In general it's probably okay to bring your picks somewhere in most parts of the country if you're a hobbyist.

In general it's a bad idea to carry picks if you're doing anything that a prosecutor could construe as breaking into a building to steal things. This is an area to be particularly aware of for urban exploration, where trespassing is bad but burglary with burglarious tools is like felony bad.

UK is notoriously prohibitive of things that could be used in crimes; I mean, we're talking about a country where a screwdriver is potentially an "offensive weapon" if carried without a "legitimate purpose".

However, that is a fairly extreme case, and most countries don't have such laws on the books (or if they do, what's illegal is "possession with intent").

I don't have a formed opinion on available lockpicking kits other than if you make them contraband they will still be available in different ways and that measure will have the opposite effect.

But a lockpicking kit has one purpose, it's picking locks. A Flipper Zero type device has plenty of legitimate, legal, personal uses in an IoT equipped home.

The Flipper Zero being banned will lead to a flood of copies, not to mention black market OEM versions.

  • > if you make them contraband they will still be available in different ways and that measure will have the opposite effect.

    Banning things doesn't make them impossible to get hold of but it does make it harder/more costly, which is all that any anti-crime measure can hope to achieve. Why do you say the opposite effect? This isn't like alcohol (or even, to an extent, weed) where a majority of ordinary decent people use it occasionally and want it to be available. Most people have never owned or used lockpicks and don't see any reason to have them if you're not a criminal. (And, sadly, that's probably also true of a flipper zero).

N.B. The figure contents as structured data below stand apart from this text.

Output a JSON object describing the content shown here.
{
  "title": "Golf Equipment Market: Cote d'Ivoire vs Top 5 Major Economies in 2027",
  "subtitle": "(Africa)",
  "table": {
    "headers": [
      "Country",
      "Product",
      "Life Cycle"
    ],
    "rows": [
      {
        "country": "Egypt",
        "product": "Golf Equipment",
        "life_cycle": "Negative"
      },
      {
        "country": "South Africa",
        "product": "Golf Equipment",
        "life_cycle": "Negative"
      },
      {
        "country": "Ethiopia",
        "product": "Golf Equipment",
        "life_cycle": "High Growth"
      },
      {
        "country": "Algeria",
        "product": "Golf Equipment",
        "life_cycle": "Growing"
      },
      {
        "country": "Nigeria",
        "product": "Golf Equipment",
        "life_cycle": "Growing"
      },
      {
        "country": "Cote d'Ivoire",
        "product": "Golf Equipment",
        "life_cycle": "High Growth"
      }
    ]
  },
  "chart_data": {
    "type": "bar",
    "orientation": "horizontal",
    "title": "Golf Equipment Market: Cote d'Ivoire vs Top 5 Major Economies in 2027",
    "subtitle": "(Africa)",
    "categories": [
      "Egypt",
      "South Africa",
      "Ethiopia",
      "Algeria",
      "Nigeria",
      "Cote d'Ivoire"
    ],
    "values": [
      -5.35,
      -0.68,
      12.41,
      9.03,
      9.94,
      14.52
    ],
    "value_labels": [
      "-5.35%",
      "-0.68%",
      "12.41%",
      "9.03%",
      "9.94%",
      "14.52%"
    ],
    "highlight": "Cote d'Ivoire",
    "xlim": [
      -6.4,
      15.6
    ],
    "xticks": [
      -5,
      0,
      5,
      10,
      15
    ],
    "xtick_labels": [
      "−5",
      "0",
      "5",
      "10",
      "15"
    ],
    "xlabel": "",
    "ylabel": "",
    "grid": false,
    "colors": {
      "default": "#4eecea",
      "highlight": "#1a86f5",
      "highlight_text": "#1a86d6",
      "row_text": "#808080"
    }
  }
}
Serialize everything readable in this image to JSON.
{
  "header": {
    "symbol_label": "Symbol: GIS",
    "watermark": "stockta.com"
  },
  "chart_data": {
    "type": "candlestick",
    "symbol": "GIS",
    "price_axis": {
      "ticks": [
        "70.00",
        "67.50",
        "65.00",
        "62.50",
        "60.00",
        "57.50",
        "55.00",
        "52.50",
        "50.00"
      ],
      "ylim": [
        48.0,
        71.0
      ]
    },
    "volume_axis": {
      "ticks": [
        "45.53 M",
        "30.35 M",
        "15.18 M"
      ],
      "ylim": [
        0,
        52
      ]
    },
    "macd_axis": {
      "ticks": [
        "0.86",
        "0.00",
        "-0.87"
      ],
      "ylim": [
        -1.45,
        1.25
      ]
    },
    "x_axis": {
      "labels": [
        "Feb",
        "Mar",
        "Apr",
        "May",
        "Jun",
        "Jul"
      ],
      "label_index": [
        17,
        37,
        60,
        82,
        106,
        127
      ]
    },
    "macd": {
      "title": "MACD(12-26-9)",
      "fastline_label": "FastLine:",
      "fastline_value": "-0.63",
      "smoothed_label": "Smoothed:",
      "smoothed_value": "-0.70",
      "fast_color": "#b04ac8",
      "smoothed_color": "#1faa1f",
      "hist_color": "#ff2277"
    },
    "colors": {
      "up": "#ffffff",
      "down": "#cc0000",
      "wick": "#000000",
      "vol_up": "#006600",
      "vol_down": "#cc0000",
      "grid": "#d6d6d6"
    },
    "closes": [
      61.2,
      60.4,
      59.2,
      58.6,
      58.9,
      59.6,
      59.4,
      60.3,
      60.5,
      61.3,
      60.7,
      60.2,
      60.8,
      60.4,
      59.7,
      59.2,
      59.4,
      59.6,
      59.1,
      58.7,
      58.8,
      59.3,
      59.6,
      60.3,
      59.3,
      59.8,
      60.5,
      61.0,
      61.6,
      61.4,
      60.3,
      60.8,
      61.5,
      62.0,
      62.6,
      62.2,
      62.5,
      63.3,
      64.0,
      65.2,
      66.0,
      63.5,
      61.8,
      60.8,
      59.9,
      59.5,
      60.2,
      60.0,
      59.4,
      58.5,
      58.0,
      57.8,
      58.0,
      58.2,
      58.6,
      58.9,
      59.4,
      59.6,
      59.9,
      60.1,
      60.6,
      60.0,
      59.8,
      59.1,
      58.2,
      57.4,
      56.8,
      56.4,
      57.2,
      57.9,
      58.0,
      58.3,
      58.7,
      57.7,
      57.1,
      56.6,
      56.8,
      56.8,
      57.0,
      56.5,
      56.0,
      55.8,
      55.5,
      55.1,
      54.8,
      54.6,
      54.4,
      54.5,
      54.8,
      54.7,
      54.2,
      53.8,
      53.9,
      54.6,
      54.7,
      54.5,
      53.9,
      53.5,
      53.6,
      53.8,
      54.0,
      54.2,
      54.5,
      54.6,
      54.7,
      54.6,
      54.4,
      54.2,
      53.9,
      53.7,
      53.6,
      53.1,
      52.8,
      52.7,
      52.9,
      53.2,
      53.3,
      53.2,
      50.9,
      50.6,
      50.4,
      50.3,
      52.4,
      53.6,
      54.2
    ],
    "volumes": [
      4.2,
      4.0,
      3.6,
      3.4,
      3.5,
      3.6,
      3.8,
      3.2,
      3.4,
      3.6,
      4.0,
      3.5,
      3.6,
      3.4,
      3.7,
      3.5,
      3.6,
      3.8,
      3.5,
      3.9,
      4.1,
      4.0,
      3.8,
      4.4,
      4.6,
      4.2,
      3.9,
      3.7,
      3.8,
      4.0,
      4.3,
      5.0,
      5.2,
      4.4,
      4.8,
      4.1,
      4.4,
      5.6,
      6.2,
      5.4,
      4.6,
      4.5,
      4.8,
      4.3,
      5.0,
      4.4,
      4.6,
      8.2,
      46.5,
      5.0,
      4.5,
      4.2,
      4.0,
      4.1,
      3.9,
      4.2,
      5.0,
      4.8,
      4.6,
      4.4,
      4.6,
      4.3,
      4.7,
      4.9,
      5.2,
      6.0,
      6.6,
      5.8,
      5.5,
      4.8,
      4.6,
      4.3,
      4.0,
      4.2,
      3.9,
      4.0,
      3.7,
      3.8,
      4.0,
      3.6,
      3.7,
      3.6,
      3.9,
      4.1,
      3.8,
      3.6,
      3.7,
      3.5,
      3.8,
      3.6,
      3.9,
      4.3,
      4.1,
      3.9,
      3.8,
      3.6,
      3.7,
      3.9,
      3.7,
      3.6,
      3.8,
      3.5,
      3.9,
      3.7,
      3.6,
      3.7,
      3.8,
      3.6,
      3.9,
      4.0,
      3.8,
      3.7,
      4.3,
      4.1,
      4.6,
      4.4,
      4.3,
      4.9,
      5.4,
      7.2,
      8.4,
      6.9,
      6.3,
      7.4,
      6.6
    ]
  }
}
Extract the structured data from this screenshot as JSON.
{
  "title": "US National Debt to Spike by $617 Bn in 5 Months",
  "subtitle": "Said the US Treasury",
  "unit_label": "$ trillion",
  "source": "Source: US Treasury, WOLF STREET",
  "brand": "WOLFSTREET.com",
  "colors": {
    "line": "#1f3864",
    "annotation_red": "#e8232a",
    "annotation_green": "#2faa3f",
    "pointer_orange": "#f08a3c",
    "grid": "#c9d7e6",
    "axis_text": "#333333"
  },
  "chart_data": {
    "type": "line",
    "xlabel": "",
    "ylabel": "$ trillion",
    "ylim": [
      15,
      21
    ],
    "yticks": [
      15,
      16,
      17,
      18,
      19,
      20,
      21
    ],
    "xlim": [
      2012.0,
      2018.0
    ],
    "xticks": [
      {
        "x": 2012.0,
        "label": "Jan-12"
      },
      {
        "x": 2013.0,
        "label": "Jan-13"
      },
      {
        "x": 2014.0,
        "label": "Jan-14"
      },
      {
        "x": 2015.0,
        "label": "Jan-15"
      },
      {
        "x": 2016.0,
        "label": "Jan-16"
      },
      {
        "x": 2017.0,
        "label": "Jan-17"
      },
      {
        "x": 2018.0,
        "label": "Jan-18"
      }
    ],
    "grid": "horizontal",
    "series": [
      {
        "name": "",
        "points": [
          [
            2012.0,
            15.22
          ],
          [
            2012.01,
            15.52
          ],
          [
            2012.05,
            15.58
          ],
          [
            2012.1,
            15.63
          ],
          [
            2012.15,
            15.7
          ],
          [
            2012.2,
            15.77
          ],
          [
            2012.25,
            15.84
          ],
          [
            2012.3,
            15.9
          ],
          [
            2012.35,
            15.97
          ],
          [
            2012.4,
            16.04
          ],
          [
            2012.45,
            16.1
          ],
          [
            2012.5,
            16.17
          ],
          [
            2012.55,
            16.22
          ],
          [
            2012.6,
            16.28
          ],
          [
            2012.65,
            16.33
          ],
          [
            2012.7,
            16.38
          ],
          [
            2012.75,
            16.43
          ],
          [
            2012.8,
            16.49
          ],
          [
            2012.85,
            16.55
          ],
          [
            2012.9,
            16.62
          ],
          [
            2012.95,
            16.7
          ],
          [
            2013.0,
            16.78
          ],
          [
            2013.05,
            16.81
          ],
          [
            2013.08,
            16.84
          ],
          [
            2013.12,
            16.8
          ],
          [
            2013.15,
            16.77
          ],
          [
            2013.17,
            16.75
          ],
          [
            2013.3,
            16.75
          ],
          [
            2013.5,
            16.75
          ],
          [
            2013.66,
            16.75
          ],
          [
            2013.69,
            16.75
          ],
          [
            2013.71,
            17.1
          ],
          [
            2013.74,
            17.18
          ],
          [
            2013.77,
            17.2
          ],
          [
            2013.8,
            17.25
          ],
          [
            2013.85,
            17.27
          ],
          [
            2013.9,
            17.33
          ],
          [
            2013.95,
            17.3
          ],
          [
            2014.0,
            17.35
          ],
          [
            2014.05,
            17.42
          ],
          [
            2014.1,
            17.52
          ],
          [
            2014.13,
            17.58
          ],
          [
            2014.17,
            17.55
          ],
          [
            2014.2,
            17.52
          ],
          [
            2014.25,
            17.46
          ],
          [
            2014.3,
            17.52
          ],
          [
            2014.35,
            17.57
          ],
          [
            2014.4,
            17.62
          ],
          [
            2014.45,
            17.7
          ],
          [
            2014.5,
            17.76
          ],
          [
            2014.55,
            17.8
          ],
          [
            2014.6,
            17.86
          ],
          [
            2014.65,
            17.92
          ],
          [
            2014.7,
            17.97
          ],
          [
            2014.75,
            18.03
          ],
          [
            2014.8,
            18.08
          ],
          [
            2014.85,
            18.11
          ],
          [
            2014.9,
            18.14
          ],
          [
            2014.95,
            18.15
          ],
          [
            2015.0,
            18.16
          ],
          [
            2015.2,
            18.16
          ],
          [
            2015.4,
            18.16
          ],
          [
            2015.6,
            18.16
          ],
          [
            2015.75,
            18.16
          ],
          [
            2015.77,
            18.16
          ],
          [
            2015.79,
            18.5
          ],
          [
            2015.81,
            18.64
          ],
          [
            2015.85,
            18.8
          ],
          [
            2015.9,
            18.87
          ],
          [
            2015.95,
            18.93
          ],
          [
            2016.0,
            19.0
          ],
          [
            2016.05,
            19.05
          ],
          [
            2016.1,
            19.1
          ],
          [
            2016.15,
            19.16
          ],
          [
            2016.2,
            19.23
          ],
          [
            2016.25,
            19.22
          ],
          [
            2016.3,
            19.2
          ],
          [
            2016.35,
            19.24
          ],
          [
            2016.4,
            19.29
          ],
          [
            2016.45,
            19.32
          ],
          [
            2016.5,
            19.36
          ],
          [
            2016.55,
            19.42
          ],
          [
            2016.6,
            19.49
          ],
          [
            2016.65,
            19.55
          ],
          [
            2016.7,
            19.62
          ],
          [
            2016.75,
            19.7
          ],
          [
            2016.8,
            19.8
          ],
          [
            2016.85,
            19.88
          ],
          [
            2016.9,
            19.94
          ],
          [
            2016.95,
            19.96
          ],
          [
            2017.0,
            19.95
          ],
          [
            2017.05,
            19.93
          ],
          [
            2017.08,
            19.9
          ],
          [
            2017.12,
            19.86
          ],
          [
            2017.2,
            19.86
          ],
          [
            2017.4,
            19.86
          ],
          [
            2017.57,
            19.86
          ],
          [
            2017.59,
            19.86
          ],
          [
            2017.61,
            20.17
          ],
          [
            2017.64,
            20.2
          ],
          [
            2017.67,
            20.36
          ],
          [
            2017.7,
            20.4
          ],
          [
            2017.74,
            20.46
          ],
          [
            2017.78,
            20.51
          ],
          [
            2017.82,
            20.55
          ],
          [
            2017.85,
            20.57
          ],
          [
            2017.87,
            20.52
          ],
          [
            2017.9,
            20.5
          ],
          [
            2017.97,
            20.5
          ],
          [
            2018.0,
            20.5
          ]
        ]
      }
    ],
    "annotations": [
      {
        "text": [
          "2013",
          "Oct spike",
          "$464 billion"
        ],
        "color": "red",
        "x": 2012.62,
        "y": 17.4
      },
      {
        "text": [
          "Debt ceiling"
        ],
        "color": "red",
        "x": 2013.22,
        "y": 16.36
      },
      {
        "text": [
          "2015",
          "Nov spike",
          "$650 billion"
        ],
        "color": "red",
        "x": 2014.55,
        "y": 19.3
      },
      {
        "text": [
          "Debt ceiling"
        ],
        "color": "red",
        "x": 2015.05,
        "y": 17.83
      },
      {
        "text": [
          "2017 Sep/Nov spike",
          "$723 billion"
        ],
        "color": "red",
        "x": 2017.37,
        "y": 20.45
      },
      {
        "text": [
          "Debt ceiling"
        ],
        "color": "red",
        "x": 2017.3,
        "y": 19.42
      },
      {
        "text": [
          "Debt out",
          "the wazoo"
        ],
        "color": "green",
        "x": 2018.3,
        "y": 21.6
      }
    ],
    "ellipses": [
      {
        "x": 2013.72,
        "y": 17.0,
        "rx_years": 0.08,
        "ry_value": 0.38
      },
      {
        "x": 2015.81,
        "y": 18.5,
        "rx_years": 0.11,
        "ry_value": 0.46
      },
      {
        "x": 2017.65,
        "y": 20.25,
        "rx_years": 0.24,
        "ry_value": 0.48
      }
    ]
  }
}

As long as we are talking about specific markets, I have a couple of stories.

In the United States, postal services have access to clusters of mailboxes and some common areas where mailman can leave mail and parcels, which can be entryways or some kind of storage rooms in them, for example, so that the owners can pick them up when they get home. These rooms are locked with padlocks made by several local companies. Once a key is inserted and turned in the lock, it can only be retrieved by turning it in the opposite direction to the default position, but even then they manage to forget them in the locks.

A customer from the USA came to us and asked us to combine this padlock with an intercom system we are developing to signal the administrator that the letter carrier came, opened/closed the lock or forgot the key in it. Nobody wants to switch to RFID, of course, or else the employees of the lock manufacturing company will have nothing to eat, so we had to enlarge the intercom vertically in order to build into it a lock whose transom will close a group of contacts on the panel, letting us know that something is going on. On the edge, lmao.

https://imgur.com/a/63GoaTB

In the UK, mailmen are treated very differently - the intercoms have a special button on the intercom which, when pressed, will open the door so that the mailman can enter and drop off the mail without having to carry keys or RFID identifiers. Normally this button is set for some working hours, for example from 9 to 5 and of course anyone can press it and get into the premises.